Oddał pocałunek i zamruczał cicho kiedy chłopak przygryzł jego wargę. Ponowił pocałunek szepcząc prosto w jego ust - Ustalone. Idziemy do lasu. - objął go rękami wokół szyi.
Nezumi
PostWysłany: Czw 20:45, 25 Kwi 2013    Temat postu:

Nezumi spojrzał na niego zdziwiony gdy ten usiadł na nim. Po chwili jednak uśmiechnął się do niego.
-Niech będzie las-powiedział-dawno tam nie byłem.

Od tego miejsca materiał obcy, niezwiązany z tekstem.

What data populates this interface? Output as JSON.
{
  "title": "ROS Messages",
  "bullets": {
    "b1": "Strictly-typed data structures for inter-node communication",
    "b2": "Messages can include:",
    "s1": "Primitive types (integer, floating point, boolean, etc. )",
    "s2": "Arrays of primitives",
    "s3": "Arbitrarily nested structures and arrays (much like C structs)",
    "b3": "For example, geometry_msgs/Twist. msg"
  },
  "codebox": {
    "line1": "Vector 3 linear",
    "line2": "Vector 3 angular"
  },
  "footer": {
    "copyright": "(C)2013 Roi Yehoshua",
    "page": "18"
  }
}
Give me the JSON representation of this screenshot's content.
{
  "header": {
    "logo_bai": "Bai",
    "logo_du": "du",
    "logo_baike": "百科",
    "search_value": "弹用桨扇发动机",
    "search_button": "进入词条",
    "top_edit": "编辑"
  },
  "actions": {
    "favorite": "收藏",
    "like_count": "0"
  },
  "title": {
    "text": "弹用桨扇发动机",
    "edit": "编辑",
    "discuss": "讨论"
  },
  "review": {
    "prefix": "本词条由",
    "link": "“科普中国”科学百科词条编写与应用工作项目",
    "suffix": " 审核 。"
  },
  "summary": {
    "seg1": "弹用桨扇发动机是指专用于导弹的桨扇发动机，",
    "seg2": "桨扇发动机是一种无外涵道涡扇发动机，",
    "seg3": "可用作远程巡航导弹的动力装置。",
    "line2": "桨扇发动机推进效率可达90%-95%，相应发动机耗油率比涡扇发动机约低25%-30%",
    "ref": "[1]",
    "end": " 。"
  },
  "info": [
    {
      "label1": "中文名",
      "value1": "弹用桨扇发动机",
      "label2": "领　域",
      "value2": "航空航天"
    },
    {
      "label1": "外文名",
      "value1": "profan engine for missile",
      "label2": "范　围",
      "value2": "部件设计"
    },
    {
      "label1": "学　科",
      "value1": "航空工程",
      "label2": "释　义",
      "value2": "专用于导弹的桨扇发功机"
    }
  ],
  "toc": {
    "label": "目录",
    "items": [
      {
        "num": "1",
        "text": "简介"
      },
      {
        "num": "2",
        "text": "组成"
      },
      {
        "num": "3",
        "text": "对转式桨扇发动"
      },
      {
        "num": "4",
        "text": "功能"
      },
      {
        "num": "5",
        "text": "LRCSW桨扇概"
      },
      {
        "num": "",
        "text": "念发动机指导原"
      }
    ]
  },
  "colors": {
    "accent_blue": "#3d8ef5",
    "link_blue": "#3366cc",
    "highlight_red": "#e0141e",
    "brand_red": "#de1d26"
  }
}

Uśmiechnął się,przyciągnął Kaia do siebie i pocałował go q usta delikatnie przygryzajac jego dolną wargę.
Kai
PostWysłany: Czw 20:14, 25 Kwi 2013    Temat postu:

Niespodziewanie, dla Nezumiego, w ułamku sekundy siedział okrakiem na jego kalanach i z plecami opartymi o stół. - Pomyślmy. - skrzyżował ręce na piersi i zrobił typową minę myśliciela co wyglądało trochę komicznie. - Gdzieś gdzie jest dużo zieleni. Park? Las? - uśmiechnął się lekko i przechylił głowę w bok z proszącym wzrokiem. - Wybieraj.